The unprecedented lockdown was announced by the government overnight and will affect some 16 million inhabitants in the wealthy region of Lombardy, centered on the financial capital Milan, and 14 provinces also in the north.

An estimated two million people have left the underdeveloped south in the past 15 years in search of work and hundreds of thousands of them have settled in the north. With a four-week shutdown looming, many of them are expected to try to return to their old family homes to sit out the contagion.

However, the governor of Puglia, the heel of Italy’s boot, made an impassioned plea on Facebook for them to remain in the north, the epicenter of Europe’s worst coronavirus outbreak.

“I speak to you as if you were my children, my brothers, my nephews and nieces: stop and go back,” said Michele Emiliano. “Get off at the first train station, do not catch planes ... turn your cars around, get off your buses. Do not bring the Lombard, Veneto and Emilia epidemic to Puglia.”

To underscore his determination, he signed a decree saying anyone arriving from the vast northern red zone would have to put themselves in quarantine for two weeks.

The northern regions of Lombardy, Emilia-Romagna and Veneto represent 85% of all the 5,883 confirmed cases to date and 92% of the 233 recorded deaths. Puglia has had just 26 cases, while the arch of Italy’s boot, Basilicata, has had 3 cases and Calabria, the toe, four cases.

The government appears to be giving people a day before formally enacting the lockdown and television showed hundreds of travelers flowing into Milan’s central station overnight to catch trains out of the city.

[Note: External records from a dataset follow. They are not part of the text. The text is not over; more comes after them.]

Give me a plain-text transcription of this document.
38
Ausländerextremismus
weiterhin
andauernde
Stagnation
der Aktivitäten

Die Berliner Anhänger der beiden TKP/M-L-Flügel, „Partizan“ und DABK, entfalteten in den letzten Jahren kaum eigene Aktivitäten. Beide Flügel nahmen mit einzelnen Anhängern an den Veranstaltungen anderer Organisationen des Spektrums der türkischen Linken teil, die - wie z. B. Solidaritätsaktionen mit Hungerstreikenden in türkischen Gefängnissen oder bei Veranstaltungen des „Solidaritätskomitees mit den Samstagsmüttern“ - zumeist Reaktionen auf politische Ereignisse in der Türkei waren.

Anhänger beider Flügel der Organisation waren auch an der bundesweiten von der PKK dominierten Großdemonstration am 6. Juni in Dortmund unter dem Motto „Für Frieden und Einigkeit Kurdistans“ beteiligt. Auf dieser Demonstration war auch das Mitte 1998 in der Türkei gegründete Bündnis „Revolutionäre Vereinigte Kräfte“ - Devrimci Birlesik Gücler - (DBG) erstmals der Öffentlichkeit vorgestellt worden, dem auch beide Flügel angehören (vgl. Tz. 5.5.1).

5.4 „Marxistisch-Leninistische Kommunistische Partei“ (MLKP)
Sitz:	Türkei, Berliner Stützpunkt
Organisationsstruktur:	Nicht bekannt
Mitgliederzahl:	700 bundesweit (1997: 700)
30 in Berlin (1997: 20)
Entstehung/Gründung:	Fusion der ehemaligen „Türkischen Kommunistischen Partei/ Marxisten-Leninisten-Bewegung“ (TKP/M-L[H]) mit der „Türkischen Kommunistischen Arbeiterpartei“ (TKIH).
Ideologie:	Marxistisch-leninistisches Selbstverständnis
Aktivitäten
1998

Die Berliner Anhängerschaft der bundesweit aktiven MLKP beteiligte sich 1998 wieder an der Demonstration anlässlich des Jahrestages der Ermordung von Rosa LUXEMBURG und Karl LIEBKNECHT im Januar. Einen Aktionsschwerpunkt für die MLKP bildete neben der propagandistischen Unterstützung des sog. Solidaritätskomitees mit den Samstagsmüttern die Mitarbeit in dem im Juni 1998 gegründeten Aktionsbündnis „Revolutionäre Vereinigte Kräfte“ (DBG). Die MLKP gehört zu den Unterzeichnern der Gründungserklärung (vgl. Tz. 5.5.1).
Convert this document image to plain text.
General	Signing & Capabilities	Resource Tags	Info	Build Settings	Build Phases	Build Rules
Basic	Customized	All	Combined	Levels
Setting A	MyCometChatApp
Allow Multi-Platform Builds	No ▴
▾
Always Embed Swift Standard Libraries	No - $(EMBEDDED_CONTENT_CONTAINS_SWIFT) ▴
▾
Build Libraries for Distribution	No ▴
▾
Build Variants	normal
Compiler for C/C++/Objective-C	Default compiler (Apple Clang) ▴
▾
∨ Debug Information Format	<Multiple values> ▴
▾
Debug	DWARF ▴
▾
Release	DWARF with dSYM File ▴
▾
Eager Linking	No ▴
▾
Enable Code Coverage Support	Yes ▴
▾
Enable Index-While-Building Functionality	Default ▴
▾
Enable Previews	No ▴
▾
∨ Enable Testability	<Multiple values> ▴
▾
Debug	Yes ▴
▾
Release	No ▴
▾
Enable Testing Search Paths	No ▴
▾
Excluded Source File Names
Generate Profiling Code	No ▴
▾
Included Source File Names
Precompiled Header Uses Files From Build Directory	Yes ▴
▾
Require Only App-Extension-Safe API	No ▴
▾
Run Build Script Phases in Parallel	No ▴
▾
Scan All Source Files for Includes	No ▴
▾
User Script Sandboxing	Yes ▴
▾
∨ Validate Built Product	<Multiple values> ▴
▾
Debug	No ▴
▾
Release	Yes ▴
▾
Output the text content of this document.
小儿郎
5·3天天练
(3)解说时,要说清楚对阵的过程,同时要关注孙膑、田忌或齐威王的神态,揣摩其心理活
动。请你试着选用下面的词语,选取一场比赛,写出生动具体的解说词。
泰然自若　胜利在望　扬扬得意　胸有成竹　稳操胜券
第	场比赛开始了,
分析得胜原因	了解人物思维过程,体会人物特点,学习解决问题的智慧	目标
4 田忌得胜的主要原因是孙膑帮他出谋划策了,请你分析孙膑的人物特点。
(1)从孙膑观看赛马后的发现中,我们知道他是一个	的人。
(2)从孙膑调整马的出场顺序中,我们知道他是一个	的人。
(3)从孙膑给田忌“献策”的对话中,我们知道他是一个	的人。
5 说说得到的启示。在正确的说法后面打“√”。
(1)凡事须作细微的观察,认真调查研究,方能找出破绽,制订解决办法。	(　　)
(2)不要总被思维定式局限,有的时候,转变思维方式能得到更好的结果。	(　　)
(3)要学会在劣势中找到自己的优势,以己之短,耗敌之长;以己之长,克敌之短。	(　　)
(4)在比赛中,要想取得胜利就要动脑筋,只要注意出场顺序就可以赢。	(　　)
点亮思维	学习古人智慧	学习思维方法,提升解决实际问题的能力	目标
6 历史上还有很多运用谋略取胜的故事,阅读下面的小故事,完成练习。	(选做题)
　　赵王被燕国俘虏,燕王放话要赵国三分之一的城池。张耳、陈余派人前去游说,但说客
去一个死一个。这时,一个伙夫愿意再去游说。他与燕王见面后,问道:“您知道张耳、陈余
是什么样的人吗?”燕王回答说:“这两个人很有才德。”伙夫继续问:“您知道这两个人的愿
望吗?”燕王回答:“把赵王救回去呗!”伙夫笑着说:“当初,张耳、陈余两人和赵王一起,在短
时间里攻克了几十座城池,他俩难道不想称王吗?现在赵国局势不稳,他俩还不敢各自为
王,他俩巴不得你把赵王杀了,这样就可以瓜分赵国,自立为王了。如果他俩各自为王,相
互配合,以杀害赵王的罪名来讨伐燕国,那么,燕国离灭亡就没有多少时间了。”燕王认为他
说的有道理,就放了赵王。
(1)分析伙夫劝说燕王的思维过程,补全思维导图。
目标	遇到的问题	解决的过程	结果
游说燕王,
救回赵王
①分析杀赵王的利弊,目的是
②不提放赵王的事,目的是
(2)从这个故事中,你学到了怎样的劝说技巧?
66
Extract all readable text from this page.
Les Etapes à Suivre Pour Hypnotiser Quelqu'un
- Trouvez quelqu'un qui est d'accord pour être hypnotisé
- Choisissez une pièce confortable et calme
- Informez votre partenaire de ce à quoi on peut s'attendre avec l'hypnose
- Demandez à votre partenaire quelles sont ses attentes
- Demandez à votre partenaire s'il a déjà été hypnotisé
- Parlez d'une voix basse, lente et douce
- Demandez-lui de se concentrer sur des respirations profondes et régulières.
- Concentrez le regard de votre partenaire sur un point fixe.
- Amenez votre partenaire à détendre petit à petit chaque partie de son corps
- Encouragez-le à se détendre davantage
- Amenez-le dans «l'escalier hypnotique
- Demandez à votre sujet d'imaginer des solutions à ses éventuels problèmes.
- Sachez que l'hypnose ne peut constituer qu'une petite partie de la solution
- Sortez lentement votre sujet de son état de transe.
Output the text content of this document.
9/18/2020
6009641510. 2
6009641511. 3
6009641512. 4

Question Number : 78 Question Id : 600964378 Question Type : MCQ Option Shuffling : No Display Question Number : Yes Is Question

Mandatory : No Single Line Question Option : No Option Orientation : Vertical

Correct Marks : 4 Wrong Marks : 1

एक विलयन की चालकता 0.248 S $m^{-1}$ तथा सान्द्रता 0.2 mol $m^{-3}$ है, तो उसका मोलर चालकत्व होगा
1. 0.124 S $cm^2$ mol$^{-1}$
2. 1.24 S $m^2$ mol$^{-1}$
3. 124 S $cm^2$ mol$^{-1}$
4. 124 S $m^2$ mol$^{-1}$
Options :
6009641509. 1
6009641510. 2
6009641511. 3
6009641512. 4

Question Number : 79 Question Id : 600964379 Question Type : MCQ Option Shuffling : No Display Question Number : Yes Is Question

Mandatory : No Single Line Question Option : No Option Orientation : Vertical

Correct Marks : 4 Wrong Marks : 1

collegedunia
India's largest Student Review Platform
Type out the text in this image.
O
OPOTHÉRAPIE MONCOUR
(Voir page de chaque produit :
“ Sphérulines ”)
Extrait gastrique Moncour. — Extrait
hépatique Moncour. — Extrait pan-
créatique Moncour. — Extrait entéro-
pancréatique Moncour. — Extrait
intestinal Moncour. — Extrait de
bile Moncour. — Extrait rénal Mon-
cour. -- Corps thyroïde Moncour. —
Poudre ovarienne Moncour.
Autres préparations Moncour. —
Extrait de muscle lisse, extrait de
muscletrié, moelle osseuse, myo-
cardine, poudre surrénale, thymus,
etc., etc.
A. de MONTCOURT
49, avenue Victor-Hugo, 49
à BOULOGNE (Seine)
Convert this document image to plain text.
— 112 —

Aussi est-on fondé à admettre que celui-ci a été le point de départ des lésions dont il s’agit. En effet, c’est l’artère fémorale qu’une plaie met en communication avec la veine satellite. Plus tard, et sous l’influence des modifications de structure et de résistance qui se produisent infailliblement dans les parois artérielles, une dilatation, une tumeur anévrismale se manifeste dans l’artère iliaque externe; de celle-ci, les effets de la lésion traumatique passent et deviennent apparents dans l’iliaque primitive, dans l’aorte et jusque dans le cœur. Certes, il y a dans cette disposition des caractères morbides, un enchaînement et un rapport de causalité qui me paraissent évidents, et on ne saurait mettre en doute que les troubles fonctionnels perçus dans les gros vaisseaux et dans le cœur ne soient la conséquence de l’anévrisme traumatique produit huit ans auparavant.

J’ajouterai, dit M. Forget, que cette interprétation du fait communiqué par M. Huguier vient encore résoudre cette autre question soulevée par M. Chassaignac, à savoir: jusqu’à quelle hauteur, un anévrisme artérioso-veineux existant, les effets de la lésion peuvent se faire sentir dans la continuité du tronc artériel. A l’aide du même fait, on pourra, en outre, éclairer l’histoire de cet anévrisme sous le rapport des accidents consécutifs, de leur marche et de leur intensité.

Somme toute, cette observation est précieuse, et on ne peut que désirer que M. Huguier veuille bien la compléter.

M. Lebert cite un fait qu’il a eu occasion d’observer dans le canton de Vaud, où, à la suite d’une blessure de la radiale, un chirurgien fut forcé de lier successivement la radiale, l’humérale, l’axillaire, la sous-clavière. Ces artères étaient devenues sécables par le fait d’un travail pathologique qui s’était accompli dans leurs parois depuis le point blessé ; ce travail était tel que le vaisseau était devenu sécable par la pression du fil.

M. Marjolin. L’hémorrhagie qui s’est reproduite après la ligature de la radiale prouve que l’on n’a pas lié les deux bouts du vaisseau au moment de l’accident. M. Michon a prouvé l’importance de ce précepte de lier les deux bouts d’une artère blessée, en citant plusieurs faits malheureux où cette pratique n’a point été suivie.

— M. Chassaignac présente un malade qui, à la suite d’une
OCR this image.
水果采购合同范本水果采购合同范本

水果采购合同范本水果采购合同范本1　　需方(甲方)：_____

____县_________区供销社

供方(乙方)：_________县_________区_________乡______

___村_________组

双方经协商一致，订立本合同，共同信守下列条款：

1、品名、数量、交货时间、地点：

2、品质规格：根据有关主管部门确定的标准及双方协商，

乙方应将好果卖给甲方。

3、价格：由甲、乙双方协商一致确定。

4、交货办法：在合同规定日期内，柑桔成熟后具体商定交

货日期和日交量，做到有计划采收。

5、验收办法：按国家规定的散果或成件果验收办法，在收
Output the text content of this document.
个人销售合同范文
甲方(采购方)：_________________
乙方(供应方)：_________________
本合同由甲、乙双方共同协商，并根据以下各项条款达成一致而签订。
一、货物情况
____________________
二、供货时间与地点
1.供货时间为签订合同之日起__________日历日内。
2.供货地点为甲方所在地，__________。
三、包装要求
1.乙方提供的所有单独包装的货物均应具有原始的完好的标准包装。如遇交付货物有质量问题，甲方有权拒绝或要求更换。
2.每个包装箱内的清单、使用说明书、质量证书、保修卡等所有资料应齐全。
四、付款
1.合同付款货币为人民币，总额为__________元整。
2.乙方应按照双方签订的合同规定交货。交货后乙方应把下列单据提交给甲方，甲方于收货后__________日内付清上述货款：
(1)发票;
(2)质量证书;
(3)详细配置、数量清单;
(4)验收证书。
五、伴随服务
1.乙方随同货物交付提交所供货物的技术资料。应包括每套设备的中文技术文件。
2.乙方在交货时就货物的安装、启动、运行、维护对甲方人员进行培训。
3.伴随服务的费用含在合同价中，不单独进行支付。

The president of Calabria, Jole Santelli, joined Emiliano in urging people to steer clear, saying her region’s fragile health system, which is far less developed than in the north, could not withstand a major medical crisis.

“The government must block an exodus to Calabria, which risks triggering a disastrous bomb,” Santelli said. “Returning from the north in an uncontrolled manner endangers our land and our loved ones. Don’t do it. Stop.”